We conclude the officers’ false assertion of his authority to search the car irreparably tainted defendant’s incriminatory statements and the ensuing search of the car. A search or seizure is unconstitutional if it is premised on a law enforcement officer’s misstatement of the officer’s authority. Here, we have defendant’s incriminatory statements giving rise to probable cause to search the car, not his express consent to a search of the vehicle.

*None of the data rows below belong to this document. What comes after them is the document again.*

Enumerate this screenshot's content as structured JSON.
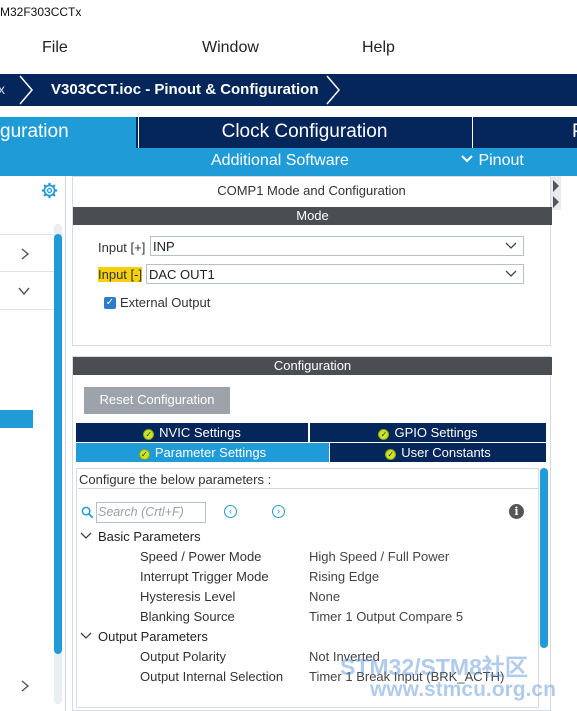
{
  "window": {
    "title": "M32F303CCTx"
  },
  "menu": {
    "file": "File",
    "window": "Window",
    "help": "Help"
  },
  "breadcrumb": {
    "close_glyph": "x",
    "title": "V303CCT.ioc - Pinout & Configuration"
  },
  "tabs": {
    "pinout_config": "guration",
    "clock_config": "Clock Configuration",
    "next": "P"
  },
  "subtabs": {
    "additional_software": "Additional Software",
    "pinout": "Pinout"
  },
  "mode_panel": {
    "heading": "COMP1 Mode and Configuration",
    "section": "Mode",
    "input_plus_label": "Input [+]",
    "input_plus_value": "INP",
    "input_minus_label": "Input [-]",
    "input_minus_value": "DAC OUT1",
    "external_output_label": "External Output",
    "external_output_checked": true
  },
  "config_panel": {
    "section": "Configuration",
    "reset_button": "Reset Configuration",
    "tabs": [
      "NVIC Settings",
      "GPIO Settings",
      "Parameter Settings",
      "User Constants"
    ],
    "active_tab": "Parameter Settings",
    "caption": "Configure the below parameters :",
    "search_placeholder": "Search (Crtl+F)",
    "groups": [
      {
        "name": "Basic Parameters",
        "params": [
          {
            "name": "Speed / Power Mode",
            "value": "High Speed / Full Power"
          },
          {
            "name": "Interrupt Trigger Mode",
            "value": "Rising Edge"
          },
          {
            "name": "Hysteresis Level",
            "value": "None"
          },
          {
            "name": "Blanking Source",
            "value": "Timer 1 Output Compare 5"
          }
        ]
      },
      {
        "name": "Output Parameters",
        "params": [
          {
            "name": "Output Polarity",
            "value": "Not Inverted"
          },
          {
            "name": "Output Internal Selection",
            "value": "Timer 1 Break Input (BRK_ACTH)"
          }
        ]
      }
    ]
  },
  "watermark": {
    "line1": "STM32/STM8社区",
    "line2": "www.stmcu.org.cn"
  },
  "colors": {
    "navy": "#05265a",
    "accent": "#1f9bd7",
    "highlight": "#f6d00f",
    "section_bar": "#4a4d52"
  }
}
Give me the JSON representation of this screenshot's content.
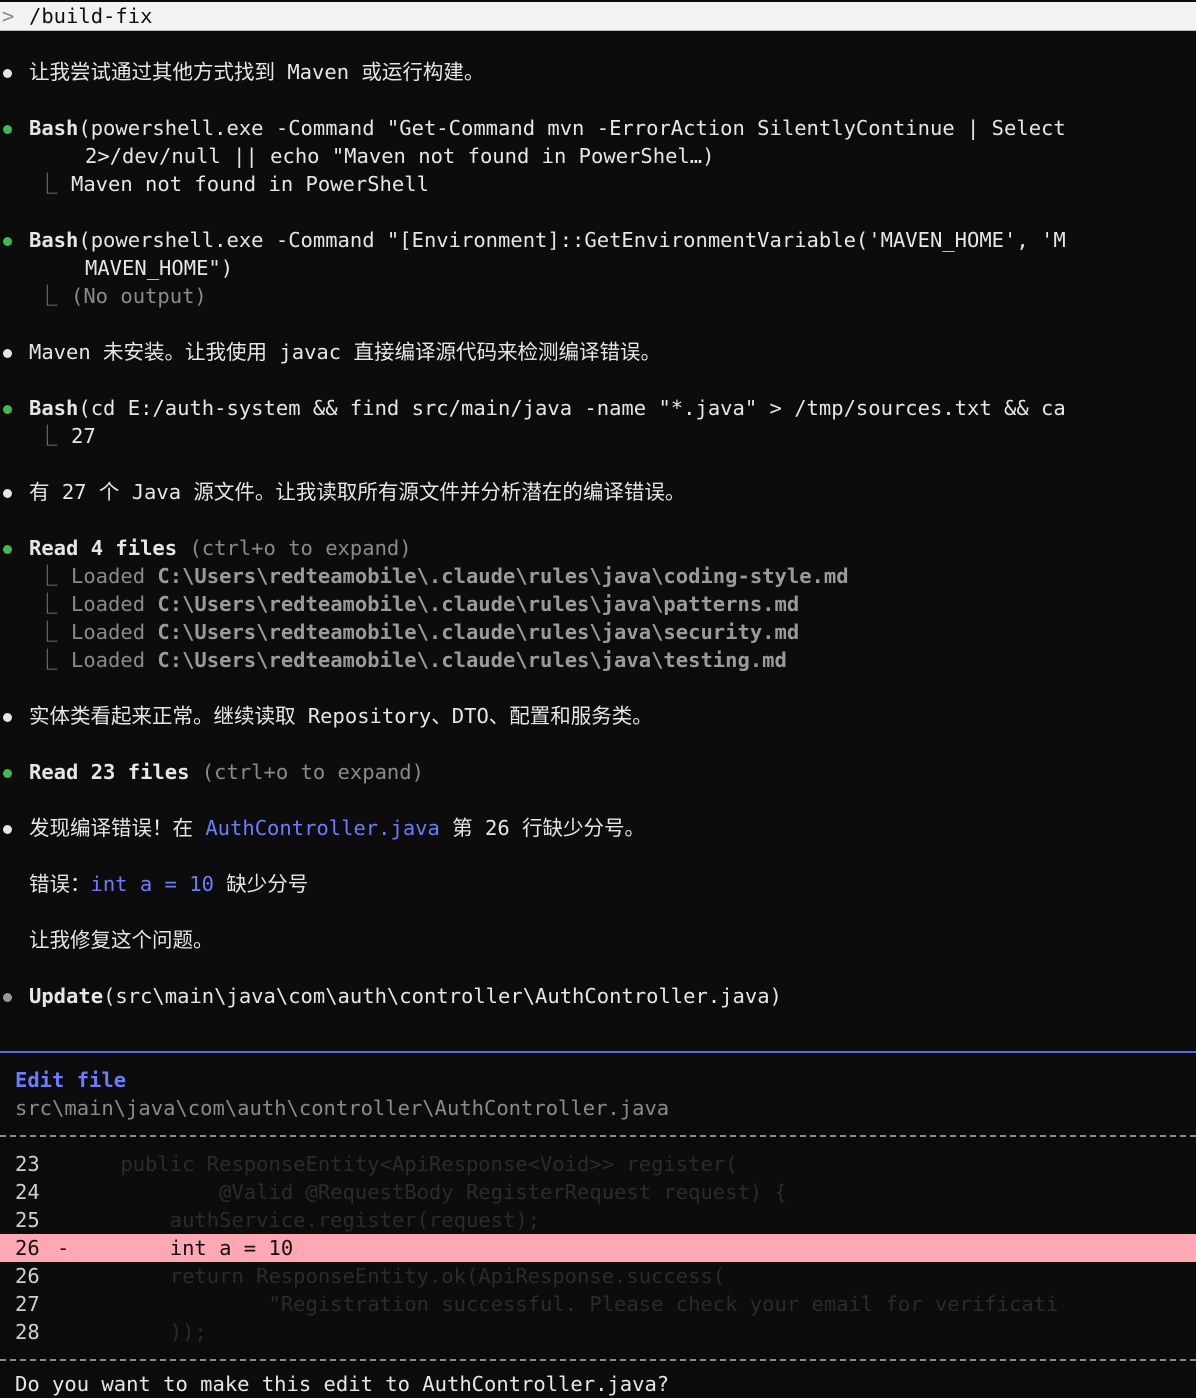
{
  "prompt": {
    "symbol": ">",
    "command": "/build-fix"
  },
  "transcript": {
    "msg1": "让我尝试通过其他方式找到 Maven 或运行构建。",
    "bash1": {
      "tool": "Bash",
      "line1": "(powershell.exe -Command \"Get-Command mvn -ErrorAction SilentlyContinue | Select",
      "line2": "2>/dev/null || echo \"Maven not found in PowerShel…)",
      "result": "Maven not found in PowerShell"
    },
    "bash2": {
      "tool": "Bash",
      "line1": "(powershell.exe -Command \"[Environment]::GetEnvironmentVariable('MAVEN_HOME', 'M",
      "line2": "MAVEN_HOME\")",
      "result": "(No output)"
    },
    "msg2": "Maven 未安装。让我使用 javac 直接编译源代码来检测编译错误。",
    "bash3": {
      "tool": "Bash",
      "line1": "(cd E:/auth-system && find src/main/java -name \"*.java\" > /tmp/sources.txt && ca",
      "result": "27"
    },
    "msg3": "有 27 个 Java 源文件。让我读取所有源文件并分析潜在的编译错误。",
    "read1": {
      "label": "Read 4 files",
      "hint": "(ctrl+o to expand)",
      "loaded_label": "Loaded",
      "files": [
        "C:\\Users\\redteamobile\\.claude\\rules\\java\\coding-style.md",
        "C:\\Users\\redteamobile\\.claude\\rules\\java\\patterns.md",
        "C:\\Users\\redteamobile\\.claude\\rules\\java\\security.md",
        "C:\\Users\\redteamobile\\.claude\\rules\\java\\testing.md"
      ]
    },
    "msg4": "实体类看起来正常。继续读取 Repository、DTO、配置和服务类。",
    "read2": {
      "label": "Read 23 files",
      "hint": "(ctrl+o to expand)"
    },
    "msg5": {
      "before": "发现编译错误！在 ",
      "file": "AuthController.java",
      "after": " 第 26 行缺少分号。"
    },
    "msg6": {
      "before": "错误：",
      "code": "int a = 10",
      "after": " 缺少分号"
    },
    "msg7": "让我修复这个问题。",
    "update": {
      "tool": "Update",
      "path": "(src\\main\\java\\com\\auth\\controller\\AuthController.java)"
    }
  },
  "edit_panel": {
    "title": "Edit file",
    "path": "src\\main\\java\\com\\auth\\controller\\AuthController.java",
    "diff": [
      {
        "ln": "23",
        "marker": "",
        "code": "    public ResponseEntity<ApiResponse<Void>> register("
      },
      {
        "ln": "24",
        "marker": "",
        "code": "            @Valid @RequestBody RegisterRequest request) {"
      },
      {
        "ln": "25",
        "marker": "",
        "code": "        authService.register(request);"
      },
      {
        "ln": "26",
        "marker": "-",
        "code": "        int a = 10"
      },
      {
        "ln": "26",
        "marker": "",
        "code": "        return ResponseEntity.ok(ApiResponse.success("
      },
      {
        "ln": "27",
        "marker": "",
        "code": "                \"Registration successful. Please check your email for verificati"
      },
      {
        "ln": "28",
        "marker": "",
        "code": "        ));"
      }
    ],
    "question_partial": "Do you want to make this edit to AuthController.java?"
  },
  "colors": {
    "accent": "#6b7cff",
    "success_dot": "#3fb950",
    "removed_bg": "#ffa8b4"
  }
}
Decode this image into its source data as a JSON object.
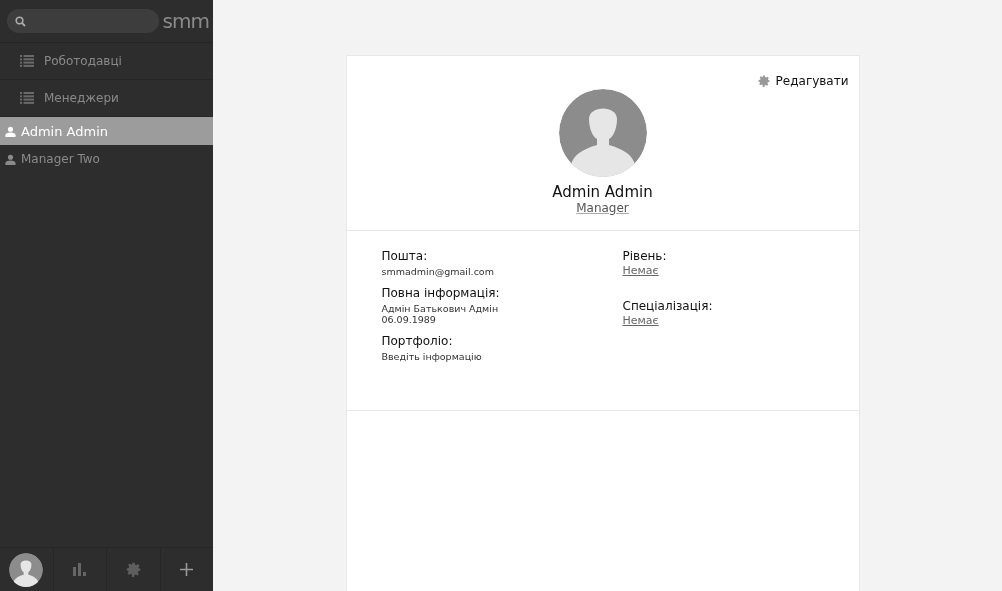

The government maintains the officer’s misstatement was irrelevant because defendant’s admissions giving rise to probable cause were not a direct product of the officer’s flexing of his authority. The record overwhelmingly demonstrates otherwise. Defendant refused to consent to a search multiple times. It was only after the officer asserted that a search of the car was inevitable (by declaring he had probable cause to do so) and continued to press him with questions about the contents of the car that defendant admitted the presence of the gun in the car.

Defendant’s incriminatory statements could not, therefore, serve as a proper basis for probable cause for a search of the car. Consequently, both the statements and the tangible fruits of the ensuing search of the vehicle should have been suppressed.

Reversed, vacated and remanded; mandate shall issue forthwith.

U.S. v. Saafir (Per Curiam) No. 13-4049, June 11, 2014; USDC at Greensboro, N.C. (Eagles) John A. Dusenbury Jr., FPD, for appellant; Michael A. DeFranco, AUSA, for appellee. VLW 014-2-113, 10 pp.